To get back to Ramallah as well we had to go through the Nablus region and through the Huwarra checkpoint, which is another “terminal” style cattle cage, notorious because it is close to an Israeli military base as well as settlements (which always makes it harder for Palestinians to move). This was the second checkpoint of the day, before Qalandia but after Tayaseer (the above). It was raining and of course me and my fellow internationals cut the line with our wonderful blue passports, but we waited right at the other side in solidarity with our Palestinian friends, even though several different soldiers yelled at us to move here and move there, stand here and stand there, why are you standing here, go away, etc etc, and one soldier with a vaguely American accent came up to us and started asking us why we are in this region, and what “tourism” is there to do here. He seemed to be talking as if there are no people in this area, only some kind of subhuman species that happen to be called Palestinians or “Arabs”.

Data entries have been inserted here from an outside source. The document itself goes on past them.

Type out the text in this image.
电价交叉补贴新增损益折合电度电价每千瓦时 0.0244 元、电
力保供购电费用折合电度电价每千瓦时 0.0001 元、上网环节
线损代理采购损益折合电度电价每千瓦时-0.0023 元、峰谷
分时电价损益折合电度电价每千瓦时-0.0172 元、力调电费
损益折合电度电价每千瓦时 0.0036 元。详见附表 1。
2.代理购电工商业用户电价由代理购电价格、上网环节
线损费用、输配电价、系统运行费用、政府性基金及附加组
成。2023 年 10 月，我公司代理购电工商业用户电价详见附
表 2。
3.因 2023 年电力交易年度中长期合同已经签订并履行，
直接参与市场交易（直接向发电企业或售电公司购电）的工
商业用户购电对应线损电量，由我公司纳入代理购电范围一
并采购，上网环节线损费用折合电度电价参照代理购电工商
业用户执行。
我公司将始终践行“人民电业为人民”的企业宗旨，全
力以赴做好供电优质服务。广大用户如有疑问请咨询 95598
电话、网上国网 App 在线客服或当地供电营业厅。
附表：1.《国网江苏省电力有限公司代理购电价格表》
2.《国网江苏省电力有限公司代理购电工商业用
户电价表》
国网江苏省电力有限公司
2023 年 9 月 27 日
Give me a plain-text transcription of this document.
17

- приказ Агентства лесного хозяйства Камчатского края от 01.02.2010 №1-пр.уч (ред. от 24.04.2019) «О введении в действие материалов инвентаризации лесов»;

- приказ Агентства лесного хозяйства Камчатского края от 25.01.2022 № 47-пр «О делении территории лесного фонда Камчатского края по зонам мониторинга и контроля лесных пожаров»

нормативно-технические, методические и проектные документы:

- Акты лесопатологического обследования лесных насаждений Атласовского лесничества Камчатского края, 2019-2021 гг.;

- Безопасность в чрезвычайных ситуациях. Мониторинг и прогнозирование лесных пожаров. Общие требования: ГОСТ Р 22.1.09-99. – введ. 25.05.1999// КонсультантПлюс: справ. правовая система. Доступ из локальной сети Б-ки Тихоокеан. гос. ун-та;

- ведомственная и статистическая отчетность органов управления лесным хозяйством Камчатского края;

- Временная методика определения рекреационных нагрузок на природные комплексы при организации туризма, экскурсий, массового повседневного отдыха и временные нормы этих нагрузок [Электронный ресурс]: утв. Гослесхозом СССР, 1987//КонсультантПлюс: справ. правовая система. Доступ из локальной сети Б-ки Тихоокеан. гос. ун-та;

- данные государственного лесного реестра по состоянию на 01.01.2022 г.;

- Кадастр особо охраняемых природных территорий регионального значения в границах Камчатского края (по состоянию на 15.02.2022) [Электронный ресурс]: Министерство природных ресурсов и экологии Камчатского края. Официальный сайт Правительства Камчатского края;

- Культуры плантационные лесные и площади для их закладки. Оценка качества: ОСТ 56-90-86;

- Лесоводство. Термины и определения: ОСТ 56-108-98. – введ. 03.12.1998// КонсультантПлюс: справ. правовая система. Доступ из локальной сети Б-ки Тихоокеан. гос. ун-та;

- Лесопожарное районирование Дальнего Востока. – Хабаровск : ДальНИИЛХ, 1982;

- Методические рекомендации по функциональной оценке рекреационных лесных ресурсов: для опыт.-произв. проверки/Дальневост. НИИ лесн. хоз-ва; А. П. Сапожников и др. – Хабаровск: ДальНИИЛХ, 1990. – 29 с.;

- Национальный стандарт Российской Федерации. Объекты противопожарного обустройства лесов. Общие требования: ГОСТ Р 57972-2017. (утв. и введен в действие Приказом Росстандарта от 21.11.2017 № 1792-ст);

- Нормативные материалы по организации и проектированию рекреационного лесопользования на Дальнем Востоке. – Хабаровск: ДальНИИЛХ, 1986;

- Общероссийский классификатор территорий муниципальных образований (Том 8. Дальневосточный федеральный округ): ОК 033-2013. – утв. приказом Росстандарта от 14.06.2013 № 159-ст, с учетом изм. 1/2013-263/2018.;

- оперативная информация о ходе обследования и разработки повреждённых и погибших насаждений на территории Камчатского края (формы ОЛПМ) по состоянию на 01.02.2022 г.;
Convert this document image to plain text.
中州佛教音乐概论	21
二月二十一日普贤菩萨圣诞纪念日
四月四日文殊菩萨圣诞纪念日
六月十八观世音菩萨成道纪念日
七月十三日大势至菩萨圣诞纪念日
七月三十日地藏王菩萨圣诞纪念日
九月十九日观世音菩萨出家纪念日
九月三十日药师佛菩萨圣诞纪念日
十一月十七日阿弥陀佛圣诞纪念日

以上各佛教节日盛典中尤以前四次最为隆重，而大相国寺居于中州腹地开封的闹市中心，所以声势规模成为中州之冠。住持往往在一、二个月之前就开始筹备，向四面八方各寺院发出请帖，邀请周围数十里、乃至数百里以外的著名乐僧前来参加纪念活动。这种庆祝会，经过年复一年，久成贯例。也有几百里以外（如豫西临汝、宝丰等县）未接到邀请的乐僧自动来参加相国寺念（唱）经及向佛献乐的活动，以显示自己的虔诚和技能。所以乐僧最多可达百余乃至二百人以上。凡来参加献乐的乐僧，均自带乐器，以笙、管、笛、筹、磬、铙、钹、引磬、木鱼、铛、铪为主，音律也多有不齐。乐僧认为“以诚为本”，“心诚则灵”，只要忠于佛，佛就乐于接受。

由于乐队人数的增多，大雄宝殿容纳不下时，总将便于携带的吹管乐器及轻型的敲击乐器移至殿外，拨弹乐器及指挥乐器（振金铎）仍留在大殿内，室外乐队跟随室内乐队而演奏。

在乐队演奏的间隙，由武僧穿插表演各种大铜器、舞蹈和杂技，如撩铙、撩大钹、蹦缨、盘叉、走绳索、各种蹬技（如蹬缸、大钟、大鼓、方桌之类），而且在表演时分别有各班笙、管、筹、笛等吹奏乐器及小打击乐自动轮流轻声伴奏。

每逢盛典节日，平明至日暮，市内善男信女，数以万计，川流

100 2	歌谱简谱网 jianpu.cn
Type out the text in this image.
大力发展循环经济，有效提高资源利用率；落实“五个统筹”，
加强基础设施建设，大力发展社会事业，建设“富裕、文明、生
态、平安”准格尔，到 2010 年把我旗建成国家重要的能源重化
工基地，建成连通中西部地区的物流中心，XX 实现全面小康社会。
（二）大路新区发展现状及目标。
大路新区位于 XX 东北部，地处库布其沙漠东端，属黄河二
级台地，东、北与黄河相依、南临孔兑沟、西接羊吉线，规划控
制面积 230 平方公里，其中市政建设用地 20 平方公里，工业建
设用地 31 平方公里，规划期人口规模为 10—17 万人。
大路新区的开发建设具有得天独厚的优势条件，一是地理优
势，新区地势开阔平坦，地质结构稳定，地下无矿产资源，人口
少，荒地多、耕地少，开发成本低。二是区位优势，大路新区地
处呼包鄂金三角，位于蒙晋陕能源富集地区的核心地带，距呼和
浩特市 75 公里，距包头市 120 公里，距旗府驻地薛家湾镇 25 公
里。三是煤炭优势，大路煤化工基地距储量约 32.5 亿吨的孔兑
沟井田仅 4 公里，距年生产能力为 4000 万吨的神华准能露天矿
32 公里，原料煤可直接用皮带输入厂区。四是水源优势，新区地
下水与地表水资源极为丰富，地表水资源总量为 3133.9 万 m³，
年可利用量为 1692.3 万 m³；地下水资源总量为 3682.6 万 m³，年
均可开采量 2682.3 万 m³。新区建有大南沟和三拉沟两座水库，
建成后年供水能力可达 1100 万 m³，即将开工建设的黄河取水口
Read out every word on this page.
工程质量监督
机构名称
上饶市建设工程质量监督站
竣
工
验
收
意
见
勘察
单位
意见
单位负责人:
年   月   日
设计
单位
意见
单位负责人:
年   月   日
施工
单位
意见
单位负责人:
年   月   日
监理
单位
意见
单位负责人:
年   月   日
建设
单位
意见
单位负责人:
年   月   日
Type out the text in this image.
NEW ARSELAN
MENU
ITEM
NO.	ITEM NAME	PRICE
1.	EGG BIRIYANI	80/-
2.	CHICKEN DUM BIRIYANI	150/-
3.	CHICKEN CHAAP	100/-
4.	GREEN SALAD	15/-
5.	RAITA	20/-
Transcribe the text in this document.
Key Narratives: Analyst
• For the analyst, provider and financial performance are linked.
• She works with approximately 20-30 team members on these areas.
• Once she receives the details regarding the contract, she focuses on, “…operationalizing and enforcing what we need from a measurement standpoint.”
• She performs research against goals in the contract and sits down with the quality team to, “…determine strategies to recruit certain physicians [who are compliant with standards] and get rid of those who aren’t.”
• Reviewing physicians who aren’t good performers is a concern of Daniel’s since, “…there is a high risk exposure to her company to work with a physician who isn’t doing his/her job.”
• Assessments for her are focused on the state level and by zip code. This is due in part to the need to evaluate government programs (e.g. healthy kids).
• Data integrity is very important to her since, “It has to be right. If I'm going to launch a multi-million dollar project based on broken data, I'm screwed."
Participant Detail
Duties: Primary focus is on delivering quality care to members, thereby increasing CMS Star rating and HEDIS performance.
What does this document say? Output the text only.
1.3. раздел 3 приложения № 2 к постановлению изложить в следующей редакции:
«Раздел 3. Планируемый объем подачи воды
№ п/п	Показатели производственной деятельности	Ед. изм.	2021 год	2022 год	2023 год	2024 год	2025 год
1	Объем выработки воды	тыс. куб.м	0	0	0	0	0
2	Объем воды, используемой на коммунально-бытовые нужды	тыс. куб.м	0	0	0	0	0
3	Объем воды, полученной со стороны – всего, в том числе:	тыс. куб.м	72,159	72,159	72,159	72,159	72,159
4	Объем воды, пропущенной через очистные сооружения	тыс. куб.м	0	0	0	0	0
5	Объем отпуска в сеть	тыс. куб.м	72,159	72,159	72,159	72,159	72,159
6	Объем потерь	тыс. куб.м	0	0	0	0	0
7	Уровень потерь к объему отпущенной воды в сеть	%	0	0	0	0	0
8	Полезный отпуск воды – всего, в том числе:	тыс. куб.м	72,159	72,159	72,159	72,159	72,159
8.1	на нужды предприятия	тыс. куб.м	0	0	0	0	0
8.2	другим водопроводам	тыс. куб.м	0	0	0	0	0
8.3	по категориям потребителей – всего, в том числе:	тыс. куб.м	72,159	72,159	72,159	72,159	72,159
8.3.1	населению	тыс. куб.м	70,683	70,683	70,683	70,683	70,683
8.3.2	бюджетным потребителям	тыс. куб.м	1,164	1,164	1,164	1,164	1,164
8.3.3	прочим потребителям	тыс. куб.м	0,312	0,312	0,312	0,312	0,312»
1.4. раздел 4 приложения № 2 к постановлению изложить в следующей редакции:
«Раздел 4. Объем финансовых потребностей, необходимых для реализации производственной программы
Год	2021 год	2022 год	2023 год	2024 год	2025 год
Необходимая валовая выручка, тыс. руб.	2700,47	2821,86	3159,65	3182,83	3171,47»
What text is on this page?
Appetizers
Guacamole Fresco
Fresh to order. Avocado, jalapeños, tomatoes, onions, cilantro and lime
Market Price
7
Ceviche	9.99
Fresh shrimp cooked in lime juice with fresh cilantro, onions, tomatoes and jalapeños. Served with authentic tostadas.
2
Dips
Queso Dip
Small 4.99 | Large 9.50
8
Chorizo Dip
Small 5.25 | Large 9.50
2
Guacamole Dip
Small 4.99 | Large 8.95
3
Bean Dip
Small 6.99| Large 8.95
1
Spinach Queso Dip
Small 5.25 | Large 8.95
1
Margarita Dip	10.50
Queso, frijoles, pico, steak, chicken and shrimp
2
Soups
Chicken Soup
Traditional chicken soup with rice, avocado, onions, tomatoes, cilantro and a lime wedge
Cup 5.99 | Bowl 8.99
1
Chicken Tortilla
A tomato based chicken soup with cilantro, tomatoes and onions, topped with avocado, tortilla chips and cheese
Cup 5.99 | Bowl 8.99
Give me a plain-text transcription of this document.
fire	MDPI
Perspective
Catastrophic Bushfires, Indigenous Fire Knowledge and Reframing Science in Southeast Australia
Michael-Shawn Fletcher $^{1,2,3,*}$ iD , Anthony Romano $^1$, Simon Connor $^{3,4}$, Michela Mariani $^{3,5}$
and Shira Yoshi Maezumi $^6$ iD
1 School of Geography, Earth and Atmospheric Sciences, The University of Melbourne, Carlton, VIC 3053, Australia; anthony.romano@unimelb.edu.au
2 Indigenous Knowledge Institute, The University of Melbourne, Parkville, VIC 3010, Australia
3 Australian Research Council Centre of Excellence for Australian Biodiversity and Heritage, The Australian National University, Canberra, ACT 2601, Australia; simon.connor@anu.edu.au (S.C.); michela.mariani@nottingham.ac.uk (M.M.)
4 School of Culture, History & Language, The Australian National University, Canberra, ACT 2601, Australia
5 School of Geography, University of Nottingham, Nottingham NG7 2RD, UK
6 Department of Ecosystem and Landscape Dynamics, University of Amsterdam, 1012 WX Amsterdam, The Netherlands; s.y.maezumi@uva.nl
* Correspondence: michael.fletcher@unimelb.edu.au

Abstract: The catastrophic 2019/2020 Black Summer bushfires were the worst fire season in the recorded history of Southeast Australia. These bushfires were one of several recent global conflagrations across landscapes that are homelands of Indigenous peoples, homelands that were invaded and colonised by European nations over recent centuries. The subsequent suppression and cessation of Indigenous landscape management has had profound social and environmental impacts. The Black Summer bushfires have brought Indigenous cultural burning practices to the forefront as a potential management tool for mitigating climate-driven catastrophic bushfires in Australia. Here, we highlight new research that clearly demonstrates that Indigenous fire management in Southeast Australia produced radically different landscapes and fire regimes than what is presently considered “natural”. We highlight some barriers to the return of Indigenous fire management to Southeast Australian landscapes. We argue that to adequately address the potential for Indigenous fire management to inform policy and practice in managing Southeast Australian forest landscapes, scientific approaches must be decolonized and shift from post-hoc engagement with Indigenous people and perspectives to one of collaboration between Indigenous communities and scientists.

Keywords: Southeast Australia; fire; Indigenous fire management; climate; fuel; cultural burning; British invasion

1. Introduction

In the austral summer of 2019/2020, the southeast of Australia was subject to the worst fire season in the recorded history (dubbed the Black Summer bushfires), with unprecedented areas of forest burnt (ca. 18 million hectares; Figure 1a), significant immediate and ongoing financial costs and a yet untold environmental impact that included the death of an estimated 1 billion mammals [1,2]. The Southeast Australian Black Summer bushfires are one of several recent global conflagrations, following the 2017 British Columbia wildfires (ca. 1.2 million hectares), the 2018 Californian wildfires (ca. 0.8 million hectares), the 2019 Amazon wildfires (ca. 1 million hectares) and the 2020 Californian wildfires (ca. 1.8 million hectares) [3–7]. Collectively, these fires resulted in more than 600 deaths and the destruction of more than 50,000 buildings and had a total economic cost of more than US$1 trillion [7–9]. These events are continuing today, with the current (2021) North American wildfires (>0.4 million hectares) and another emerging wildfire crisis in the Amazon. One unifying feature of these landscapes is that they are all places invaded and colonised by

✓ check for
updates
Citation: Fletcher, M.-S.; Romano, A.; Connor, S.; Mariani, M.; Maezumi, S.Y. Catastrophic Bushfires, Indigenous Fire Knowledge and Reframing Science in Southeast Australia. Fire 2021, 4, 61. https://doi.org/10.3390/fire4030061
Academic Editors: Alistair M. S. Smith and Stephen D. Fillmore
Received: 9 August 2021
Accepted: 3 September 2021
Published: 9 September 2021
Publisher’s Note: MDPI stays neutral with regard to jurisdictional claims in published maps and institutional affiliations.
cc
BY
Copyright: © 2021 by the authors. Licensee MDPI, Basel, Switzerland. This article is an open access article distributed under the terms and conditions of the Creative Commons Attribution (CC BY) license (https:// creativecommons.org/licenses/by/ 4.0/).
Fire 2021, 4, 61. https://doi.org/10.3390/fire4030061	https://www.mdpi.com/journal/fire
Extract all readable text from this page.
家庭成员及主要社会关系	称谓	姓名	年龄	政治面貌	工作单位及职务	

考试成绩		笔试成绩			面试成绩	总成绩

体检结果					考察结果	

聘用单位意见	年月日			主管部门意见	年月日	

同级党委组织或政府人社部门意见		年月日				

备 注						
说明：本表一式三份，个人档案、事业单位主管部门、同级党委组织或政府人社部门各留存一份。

I noticed from here and the Bil’in demo that the “minorities” within the military, women and Israeli Palestinians who volunteer (mostly Druze) are often way meaner than the Jewish men. The women seem to need to prove they’re more manly than the men, so often they’ll enjoy treating Palestinian men worse, and the Druze need to prove they’re just as loyal to Israel as Jews, so they will treat their Arab brothers and sisters like shit as well.

I’m sorry if this post has been a little chronologically scattered, but it’s been really hard for me to write this out. My mind keeps drifting somewhere else because it doesn’t want to relive this again, but I know I need to write it so that you can read it. I’ll try to write more later when I can deal with all this stuff better.